How to cook
For this recipe we need a bigger squid. The length should be 8-10″ (20 -25 cm).
Peel and chop the onion as finely as possible. Pour olive oil into the pan to heat up, then add the finely chopped onion. Fry the onion briefly. Cut the squid's tentacles into the smallest possible pieces, up to 5 mm.
Add the chopped squid tentacles into the pan with the onions and fry them together. Mash the garlic and add it into the pan. When they are almost done, add a tablespoon of pine nuts and leave them to simmer for a very short time. Transfer everything into a deeper bowl and leave them to cool.
When the mixture cools, add the breadcrumbs and parmesan and stir. Finely chop the basil and parsley, then add them to the mixture and stir. Add salt and black pepper. In a small bowl, beat the egg and pour the mixture, then stir with a spoon.
Fill the squid and close it with one or two toothpicks and place it in a tray. Preheat the oven to 250 degrees and bake the squid for a few minutes.

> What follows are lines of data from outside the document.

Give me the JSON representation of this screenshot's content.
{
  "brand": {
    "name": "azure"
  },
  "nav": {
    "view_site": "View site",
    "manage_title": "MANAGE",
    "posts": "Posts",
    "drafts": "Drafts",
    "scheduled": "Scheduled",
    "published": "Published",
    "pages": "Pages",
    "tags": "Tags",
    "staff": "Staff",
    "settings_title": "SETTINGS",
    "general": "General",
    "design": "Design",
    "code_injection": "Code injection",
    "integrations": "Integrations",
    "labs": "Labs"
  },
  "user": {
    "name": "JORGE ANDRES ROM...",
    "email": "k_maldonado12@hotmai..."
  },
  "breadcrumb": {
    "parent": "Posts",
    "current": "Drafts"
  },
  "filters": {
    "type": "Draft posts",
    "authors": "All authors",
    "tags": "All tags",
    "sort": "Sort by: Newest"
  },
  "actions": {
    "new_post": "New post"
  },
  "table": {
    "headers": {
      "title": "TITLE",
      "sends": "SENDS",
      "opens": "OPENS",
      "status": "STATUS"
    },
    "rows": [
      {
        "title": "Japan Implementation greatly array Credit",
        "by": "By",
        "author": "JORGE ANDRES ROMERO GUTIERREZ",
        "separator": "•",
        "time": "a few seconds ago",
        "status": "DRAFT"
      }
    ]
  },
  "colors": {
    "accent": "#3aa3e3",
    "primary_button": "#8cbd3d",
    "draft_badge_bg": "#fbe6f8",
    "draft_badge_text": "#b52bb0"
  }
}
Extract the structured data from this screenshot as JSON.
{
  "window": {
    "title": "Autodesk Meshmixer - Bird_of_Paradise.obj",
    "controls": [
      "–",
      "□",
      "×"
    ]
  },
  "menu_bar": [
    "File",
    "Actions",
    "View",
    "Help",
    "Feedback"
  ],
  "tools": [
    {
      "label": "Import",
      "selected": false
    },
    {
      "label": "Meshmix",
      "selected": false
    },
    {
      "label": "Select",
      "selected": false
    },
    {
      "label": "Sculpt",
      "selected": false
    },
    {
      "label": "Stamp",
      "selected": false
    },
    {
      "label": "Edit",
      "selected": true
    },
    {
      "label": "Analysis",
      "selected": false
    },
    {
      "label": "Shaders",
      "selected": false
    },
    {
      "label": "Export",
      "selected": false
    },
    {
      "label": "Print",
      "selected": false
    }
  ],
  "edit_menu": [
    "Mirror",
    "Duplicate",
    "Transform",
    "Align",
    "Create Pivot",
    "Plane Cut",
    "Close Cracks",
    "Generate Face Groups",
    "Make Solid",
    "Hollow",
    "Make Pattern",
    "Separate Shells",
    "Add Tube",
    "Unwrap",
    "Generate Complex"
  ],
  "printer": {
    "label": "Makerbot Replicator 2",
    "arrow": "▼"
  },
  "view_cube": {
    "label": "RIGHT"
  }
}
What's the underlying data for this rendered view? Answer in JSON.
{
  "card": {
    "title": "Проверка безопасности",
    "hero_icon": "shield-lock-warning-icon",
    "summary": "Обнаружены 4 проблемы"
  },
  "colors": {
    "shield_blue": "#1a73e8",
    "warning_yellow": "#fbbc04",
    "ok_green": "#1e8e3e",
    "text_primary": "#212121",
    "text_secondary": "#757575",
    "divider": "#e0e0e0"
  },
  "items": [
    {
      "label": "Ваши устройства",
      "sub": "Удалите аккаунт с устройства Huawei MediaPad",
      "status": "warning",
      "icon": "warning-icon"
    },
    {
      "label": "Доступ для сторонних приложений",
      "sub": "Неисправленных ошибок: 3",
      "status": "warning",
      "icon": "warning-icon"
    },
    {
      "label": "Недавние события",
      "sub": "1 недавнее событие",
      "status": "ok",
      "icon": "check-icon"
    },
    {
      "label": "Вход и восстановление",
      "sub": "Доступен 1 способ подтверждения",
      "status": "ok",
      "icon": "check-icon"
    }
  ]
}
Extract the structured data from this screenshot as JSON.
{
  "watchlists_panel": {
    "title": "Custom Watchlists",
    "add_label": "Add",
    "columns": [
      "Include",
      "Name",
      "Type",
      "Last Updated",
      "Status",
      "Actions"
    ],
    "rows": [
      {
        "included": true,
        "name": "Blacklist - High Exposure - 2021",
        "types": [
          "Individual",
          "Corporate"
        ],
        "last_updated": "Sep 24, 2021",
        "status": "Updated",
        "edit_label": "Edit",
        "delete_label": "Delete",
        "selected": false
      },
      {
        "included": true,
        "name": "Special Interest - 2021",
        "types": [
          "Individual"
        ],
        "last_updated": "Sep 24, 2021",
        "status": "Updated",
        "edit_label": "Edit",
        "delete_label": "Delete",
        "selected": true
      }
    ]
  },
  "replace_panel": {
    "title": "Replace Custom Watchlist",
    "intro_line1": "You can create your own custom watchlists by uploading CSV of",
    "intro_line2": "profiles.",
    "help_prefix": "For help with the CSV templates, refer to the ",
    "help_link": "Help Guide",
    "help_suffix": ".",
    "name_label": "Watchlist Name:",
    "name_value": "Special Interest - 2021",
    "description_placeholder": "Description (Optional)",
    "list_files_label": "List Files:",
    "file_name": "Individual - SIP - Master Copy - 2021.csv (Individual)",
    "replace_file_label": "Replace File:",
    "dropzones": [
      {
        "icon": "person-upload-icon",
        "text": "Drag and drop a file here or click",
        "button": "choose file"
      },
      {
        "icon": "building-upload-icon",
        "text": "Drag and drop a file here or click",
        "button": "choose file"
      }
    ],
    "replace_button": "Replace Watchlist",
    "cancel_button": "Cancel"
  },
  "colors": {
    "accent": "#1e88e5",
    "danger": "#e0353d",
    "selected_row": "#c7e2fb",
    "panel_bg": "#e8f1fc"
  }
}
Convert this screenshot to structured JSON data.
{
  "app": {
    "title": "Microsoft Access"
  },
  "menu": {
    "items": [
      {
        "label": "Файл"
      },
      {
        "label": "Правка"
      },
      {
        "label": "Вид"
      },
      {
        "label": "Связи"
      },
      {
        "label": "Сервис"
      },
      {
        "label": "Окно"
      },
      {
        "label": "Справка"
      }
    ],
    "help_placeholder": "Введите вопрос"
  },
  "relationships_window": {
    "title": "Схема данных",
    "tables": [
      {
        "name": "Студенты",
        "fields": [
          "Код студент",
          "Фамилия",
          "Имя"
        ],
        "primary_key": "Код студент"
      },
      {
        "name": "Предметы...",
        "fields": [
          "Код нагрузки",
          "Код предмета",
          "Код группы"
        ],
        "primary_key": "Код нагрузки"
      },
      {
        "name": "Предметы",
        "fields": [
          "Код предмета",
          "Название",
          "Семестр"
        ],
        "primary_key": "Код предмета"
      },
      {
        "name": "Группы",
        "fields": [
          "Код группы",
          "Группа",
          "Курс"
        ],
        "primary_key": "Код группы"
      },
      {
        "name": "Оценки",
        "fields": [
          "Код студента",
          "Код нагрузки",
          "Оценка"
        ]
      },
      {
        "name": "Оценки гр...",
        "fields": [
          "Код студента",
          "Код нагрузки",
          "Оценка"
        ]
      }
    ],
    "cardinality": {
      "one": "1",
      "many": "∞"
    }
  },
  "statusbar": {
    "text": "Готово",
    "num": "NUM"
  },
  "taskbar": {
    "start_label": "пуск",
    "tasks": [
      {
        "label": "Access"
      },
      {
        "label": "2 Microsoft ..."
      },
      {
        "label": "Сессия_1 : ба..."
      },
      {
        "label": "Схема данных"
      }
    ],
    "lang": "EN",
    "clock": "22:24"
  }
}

Remove the tray from the oven, turn the squid over, then place it back into the oven and bake it for 7-8 minutes. When the time is up, remove the tray from the oven, then pour the olive oil and white wine. Place the aluminum foil and return the tray into the oven to bake at 390°F (200 degrees) for 40 minutes.
Reduce the heat to 360°F (180 degrees) and bake it for another 20 minutes.
Remove the tray from the oven, remove the aluminum foil, turn the stuffed squid over and sprinkle it with fresh parsley.
Place it back into the switched off oven for another minute without the aluminum foil.
Take it out from the oven and leave it to cool for fifteen minutes, then place it onto a tray. Slice and serve it.
The Oven-Baked Stuffed Squid is ready.